Sony Pictures Networks and Zee Complete Merger to Create Indian Broadcast Giant

Sony Pictures Networks India Private Limited and Zee Entertainment Enterprises Ltd. on Wednesday announced that they have signed definitive agreements to merge ZEEL with and into SPNI and combine their linear TV networks, digital assets, production operations and program libraries.

The merged company will retain Zee’s stock market listing in India. But Sony will provide a large cash injection and control a majority share stake of close to 51%. The agreement, first announced in September, is subject to regulatory and shareholder approvals.

Zee’s Punit Goenka will lead the combined company as its MD and CEO. The majority of the board of directors will be nominated by the Sony Group and will include the current SPNI MD and CEO, N.P. Singh. After the deal is completed Singh will assume a broader executive position at SPE as chairman, Sony Pictures India (a division of Sony Pictures Entertainment) reporting to Ravi Ahuja, SPE’s chairman of Global Television Studios and SPE corporate development.

Motivation for the merger stems from massive changes within the Indian entertainment landscape and also from internal corporate pressures within each company.

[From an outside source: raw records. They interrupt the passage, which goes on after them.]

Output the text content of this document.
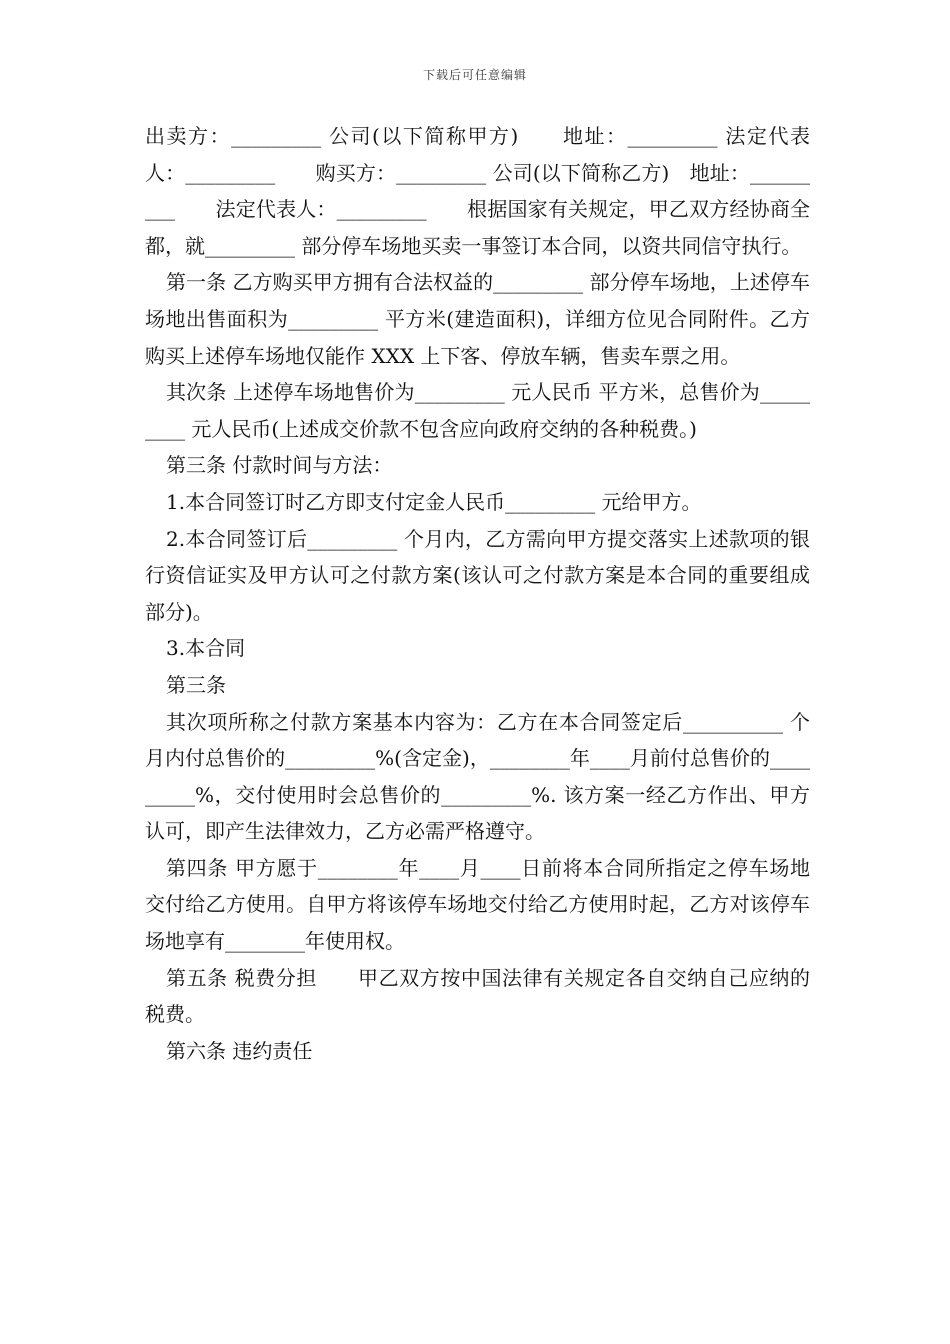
下载后可任意编辑

出卖方：_________ 公司(以下简称甲方)　　地址：_________ 法定代表人：_________　　购买方：_________ 公司(以下简称乙方)　地址：_________　　法定代表人：_________　　根据国家有关规定，甲乙双方经协商全都，就_________ 部分停车场地买卖一事签订本合同，以资共同信守执行。

第一条 乙方购买甲方拥有合法权益的_________ 部分停车场地，上述停车场地出售面积为_________ 平方米(建造面积)，详细方位见合同附件。乙方购买上述停车场地仅能作 XXX 上下客、停放车辆，售卖车票之用。

其次条 上述停车场地售价为_________ 元人民币 平方米，总售价为_________ 元人民币(上述成交价款不包含应向政府交纳的各种税费。)

第三条 付款时间与方法：

1.本合同签订时乙方即支付定金人民币_________ 元给甲方。

2.本合同签订后_________ 个月内，乙方需向甲方提交落实上述款项的银行资信证实及甲方认可之付款方案(该认可之付款方案是本合同的重要组成部分)。

3.本合同

第三条

其次项所称之付款方案基本内容为：乙方在本合同签定后__________ 个月内付总售价的_________%(含定金)，________年____月前付总售价的_________%，交付使用时会总售价的_________%. 该方案一经乙方作出、甲方认可，即产生法律效力，乙方必需严格遵守。

第四条 甲方愿于________年____月____日前将本合同所指定之停车场地交付给乙方使用。自甲方将该停车场地交付给乙方使用时起，乙方对该停车场地享有________年使用权。

第五条 税费分担　　甲乙双方按中国法律有关规定各自交纳自己应纳的税费。

第六条 违约责任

In a statement, they explained that the deal will create: “business synergies and given their relative strengths in scripted, factual and sports programming, respective distribution footprints across India and iconic entertainment brands, the combined company should be well-positioned to meet the growing consumer demand for premium content across entertainment touchpoints and platforms.”

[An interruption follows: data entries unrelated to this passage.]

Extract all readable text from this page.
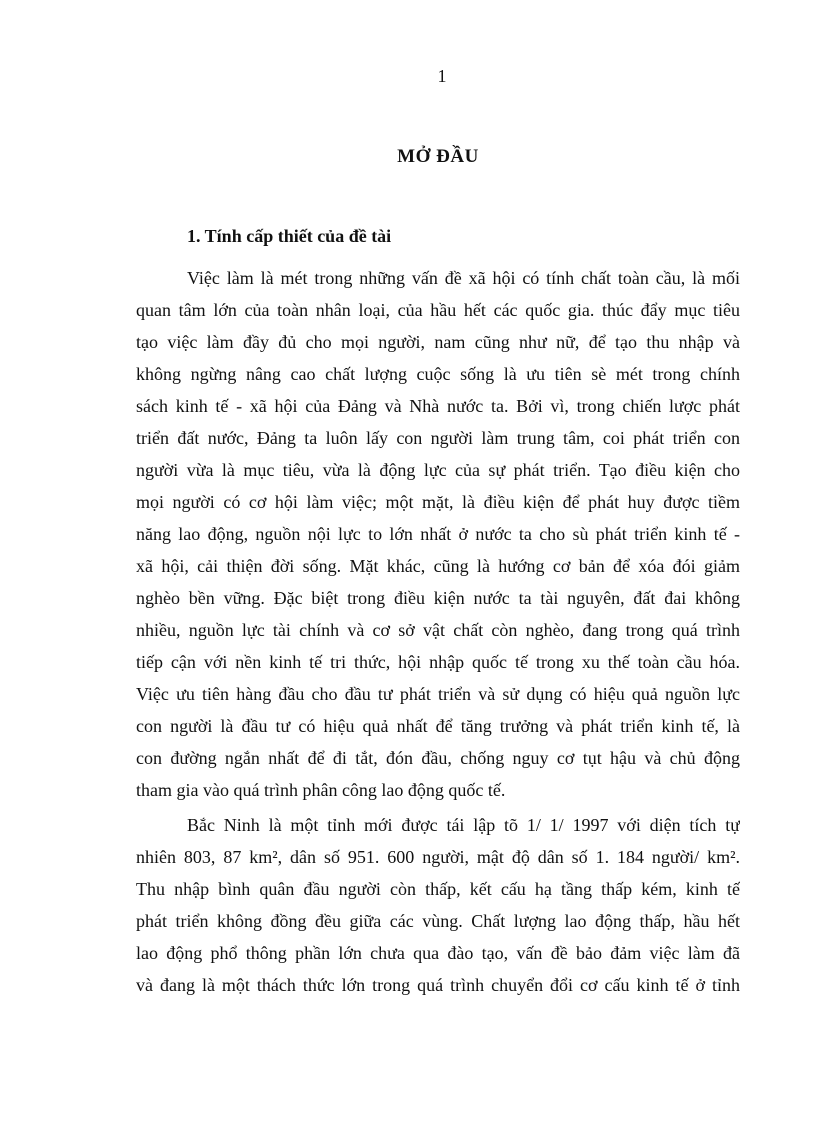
1
MỞ ĐẦU
1. Tính cấp thiết của đề tài
Việc làm là mét trong những vấn đề xã hội có tính chất toàn cầu, là mối
quan tâm lớn của toàn nhân loại, của hầu hết các quốc gia. thúc đẩy mục tiêu
tạo việc làm đầy đủ cho mọi người, nam cũng như nữ, để tạo thu nhập và
không ngừng nâng cao chất lượng cuộc sống là ưu tiên sè mét trong chính
sách kinh tế - xã hội của Đảng và Nhà nước ta. Bởi vì, trong chiến lược phát
triển đất nước, Đảng ta luôn lấy con người làm trung tâm, coi phát triển con
người vừa là mục tiêu, vừa là động lực của sự phát triển. Tạo điều kiện cho
mọi người có cơ hội làm việc; một mặt, là điều kiện để phát huy được tiềm
năng lao động, nguồn nội lực to lớn nhất ở nước ta cho sù phát triển kinh tế -
xã hội, cải thiện đời sống. Mặt khác, cũng là hướng cơ bản để xóa đói giảm
nghèo bền vững. Đặc biệt trong điều kiện nước ta tài nguyên, đất đai không
nhiều, nguồn lực tài chính và cơ sở vật chất còn nghèo, đang trong quá trình
tiếp cận với nền kinh tế tri thức, hội nhập quốc tế trong xu thế toàn cầu hóa.
Việc ưu tiên hàng đầu cho đầu tư phát triển và sử dụng có hiệu quả nguồn lực
con người là đầu tư có hiệu quả nhất để tăng trưởng và phát triển kinh tế, là
con đường ngắn nhất để đi tắt, đón đầu, chống nguy cơ tụt hậu và chủ động
tham gia vào quá trình phân công lao động quốc tế.
Bắc Ninh là một tỉnh mới được tái lập tõ 1/ 1/ 1997 với diện tích tự
nhiên 803, 87 km², dân số 951. 600 người, mật độ dân số 1. 184 người/ km².
Thu nhập bình quân đầu người còn thấp, kết cấu hạ tầng thấp kém, kinh tế
phát triển không đồng đều giữa các vùng. Chất lượng lao động thấp, hầu hết
lao động phổ thông phần lớn chưa qua đào tạo, vấn đề bảo đảm việc làm đã
và đang là một thách thức lớn trong quá trình chuyển đổi cơ cấu kinh tế ở tỉnh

They also said that: “under the stewardship of the Sony Group, a global leader in consumer technologies, gaming and entertainment, the combined company is expected to be able to better compete with the world’s largest streaming players.”

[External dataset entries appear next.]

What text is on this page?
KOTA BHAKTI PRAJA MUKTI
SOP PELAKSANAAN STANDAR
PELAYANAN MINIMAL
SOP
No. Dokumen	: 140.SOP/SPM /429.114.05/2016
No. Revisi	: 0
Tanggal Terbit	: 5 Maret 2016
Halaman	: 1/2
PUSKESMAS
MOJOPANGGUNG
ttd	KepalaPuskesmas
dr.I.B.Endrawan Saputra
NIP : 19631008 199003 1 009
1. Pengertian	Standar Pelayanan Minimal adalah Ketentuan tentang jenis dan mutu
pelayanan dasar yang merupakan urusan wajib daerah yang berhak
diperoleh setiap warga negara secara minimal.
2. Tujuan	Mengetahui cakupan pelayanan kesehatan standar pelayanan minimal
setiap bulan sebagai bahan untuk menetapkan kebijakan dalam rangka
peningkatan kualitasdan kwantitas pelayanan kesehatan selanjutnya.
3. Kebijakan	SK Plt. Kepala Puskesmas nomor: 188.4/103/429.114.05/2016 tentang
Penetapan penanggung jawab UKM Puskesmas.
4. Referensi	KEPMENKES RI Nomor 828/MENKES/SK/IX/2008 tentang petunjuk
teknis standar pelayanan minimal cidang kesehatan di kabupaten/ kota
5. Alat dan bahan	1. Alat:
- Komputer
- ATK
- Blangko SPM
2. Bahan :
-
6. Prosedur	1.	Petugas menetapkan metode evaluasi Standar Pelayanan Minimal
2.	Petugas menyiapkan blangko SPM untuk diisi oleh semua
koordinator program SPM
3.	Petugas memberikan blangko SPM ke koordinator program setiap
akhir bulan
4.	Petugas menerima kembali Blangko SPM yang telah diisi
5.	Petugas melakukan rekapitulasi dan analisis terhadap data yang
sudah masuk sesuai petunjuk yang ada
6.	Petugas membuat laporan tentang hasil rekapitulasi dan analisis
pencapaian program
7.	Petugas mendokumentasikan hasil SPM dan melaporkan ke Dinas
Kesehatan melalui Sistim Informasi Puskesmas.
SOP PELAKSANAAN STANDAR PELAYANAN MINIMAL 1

India has one of the world’s largest and most competitive streaming scenes, built on low-cost mobile data and hybrid business models that combine advertising and subscription video on demand.

Streaming companies have aggressively pushed into sportscasting, which was previously the preserve of broadcast television. But the average revenue per user is very low. Netflix this week cut its monthly subscription in India to just $1.97. Both Zee and Sony operate streaming platforms in India, though neither is the market leader.

The move follows years of corporate turbulence at both companies and comes at a time when the massive Indian television landscape is being transformed by vastly wider access to broadband internet and the incursion of streaming video services.

Sony Pictures Networks India has long been an important figure in the Indian television landscape, thanks to its generalist TV channel Sony Entertainment Television which was launched in 1995. But it is understood that SPNI has previously been frustrated in its attempts to either sell off the business or expand it to a larger scale. It currently consists of 26 TV channels, a film production and distribution unit and the widely-viewed streaming platform SonyLIV.

ZEEL was long controlled by the Essel Group. But Essel has been burdened by its own $2.4 billion debts and frustrated by its inability to finance the expansion of ZEEL, which operates 66 linear television channels across 171 countries and is attempting to build the reach of its streaming platform, Zee5, around the world.